It has only been 5 years since Tom Tuschl and colleagues showed that the RNA interference (RNAi) pathway was functional in cultured mammalian cells, and that it was possible to trigger this process to specifically silence a gene using a small interfering RNA (siRNA). This discovery was one of these rare methodological leaps that revolutionize a field. Loss-of-function analysis, the geneticist's good old trick of stopping the expression of a gene to discover its function, was now possible in mammalian cells with unrivaled efficiency and ease. Nature Methods celebrates this anniversary by dedicating a Focus to RNA interference in mammalian cells.

On this occasion, five years after the seminal experiment, Tuschl and Yi Pei contribute a Perspective entitled “On the art of identifying effective and specific siRNAs” (p. 670)—unfortunately, achieving efficiency and specificity is still very much an art. In fact, siRNA design relies on rules based on an incomplete understanding of the molecular mechanism blended with empirical observations. Indeed, despite phenomenal progress, a lot remains to be understood about the RNAi process as it occurs naturally or in response to an investigator's intervention. Under such circumstances, it helps to keep in mind that RNAi is still an immature tool—extremely successful, but immature.

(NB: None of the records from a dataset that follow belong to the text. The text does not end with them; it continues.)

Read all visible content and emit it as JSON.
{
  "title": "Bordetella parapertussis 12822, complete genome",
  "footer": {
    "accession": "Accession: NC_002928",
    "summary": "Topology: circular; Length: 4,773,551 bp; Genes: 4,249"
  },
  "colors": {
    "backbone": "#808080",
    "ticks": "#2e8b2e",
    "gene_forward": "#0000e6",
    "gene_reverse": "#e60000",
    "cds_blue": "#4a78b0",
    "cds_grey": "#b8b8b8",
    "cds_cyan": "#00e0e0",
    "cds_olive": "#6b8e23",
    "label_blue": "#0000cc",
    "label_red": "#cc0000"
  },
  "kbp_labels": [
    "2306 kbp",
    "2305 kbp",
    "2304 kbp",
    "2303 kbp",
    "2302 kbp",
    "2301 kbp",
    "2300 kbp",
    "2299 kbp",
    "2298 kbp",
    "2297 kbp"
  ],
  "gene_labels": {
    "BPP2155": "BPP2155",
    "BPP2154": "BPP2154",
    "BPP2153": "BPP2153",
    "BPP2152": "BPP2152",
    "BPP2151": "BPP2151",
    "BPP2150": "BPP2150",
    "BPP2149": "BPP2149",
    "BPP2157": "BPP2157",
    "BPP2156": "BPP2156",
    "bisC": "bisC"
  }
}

Maturation will most likely come from an iterative process by which the experimental performance of an initial set of RNAi triggers, designed according to the present knowledge, guides the refinement of the design rules, which in turn will sometimes lead to mechanical insights. Another exciting possibility comes from the development of methods to generate sets of siRNAs or short-hairpin RNAs (shRNAs) that do not rely on design rules—such as those reviewed by Frank Buchholz and colleagues (p. 696)—and which could thus provide unbiased insight and new design rules.

In the meantime, however, it is important to proceed with caution. Inevitably, the use of such an immature tool has already led to the publication of erroneous knockdown results. In the wake of the original enthusiasm, the so-called 'off-target effects' have been a humbling discovery. It is clear now that the RNAi machinery tolerates some sequence mismatches. Genes can be silenced by siRNAs that are only partially complementary to their sequence, and the level of the mismatch tolerance is still under investigation. In addition, more sweeping and less sequence-specific effects, such as induction of the interferon response, engagement of toll-like receptors and saturation of the RNAi machinery, can lead to phenotypes completely unrelated to the silencing of the target.

Because the mechanisms causing off-target effects are only partially understood, the only remedy at this stage is the use of specificity controls. On page 677, Bryan Cullen reviews the potential pitfalls of RNAi experiments and suggests stringent controls to include when knocking down one's favorite gene in mammalian cells. These recommendations provide a very useful framework for new and seasoned RNAi users to design and analyze their experiments.

Of course it should be noted that different systems, such as non-mammalian model organisms, may have different requirements. It is also important to avoid becoming dogmatic. Even in mammalian cells, it may not always be possible to apply all the controls suggested. Genome-wide RNAi screens, for example, which have been made possible by the development of siRNA and shRNA libraries, present unique logistical challenges when it comes to controlling for off-target effects. Some of the controls suggested in the case of single-gene knockdown are not conceivable for large-scale screens. However, the major libraries presently available (reviewed in the second part of this Focus) present a degree of gene coverage that should at least allow the confirmation of a phenotype by independent shRNAs. Nevertheless, follow-up validation of the 'hits' of a screen remains critical.

Ultimately, the choice of the appropriate level of control will depend on the question asked—first screen versus definitive phenoptype—and on the amount of additional corroboration that is available from independent experiments. Journal editors certainly have a role in enforcing best practices by ensuring the quality of published RNAi experiments. Some Nature journals have put forward their recommendations, in line with those presented by Cullen in this issue and established following a community discussion (see Nat. Cell Biol. 5, 489; 2003).

The problem, however, keeps evolving, making it difficult to set rules in stone. While our understanding of off-target effects progresses, new reagents are developed and with them come new challenges. A continuing community debate on pitfalls and solutions thus remains necessary.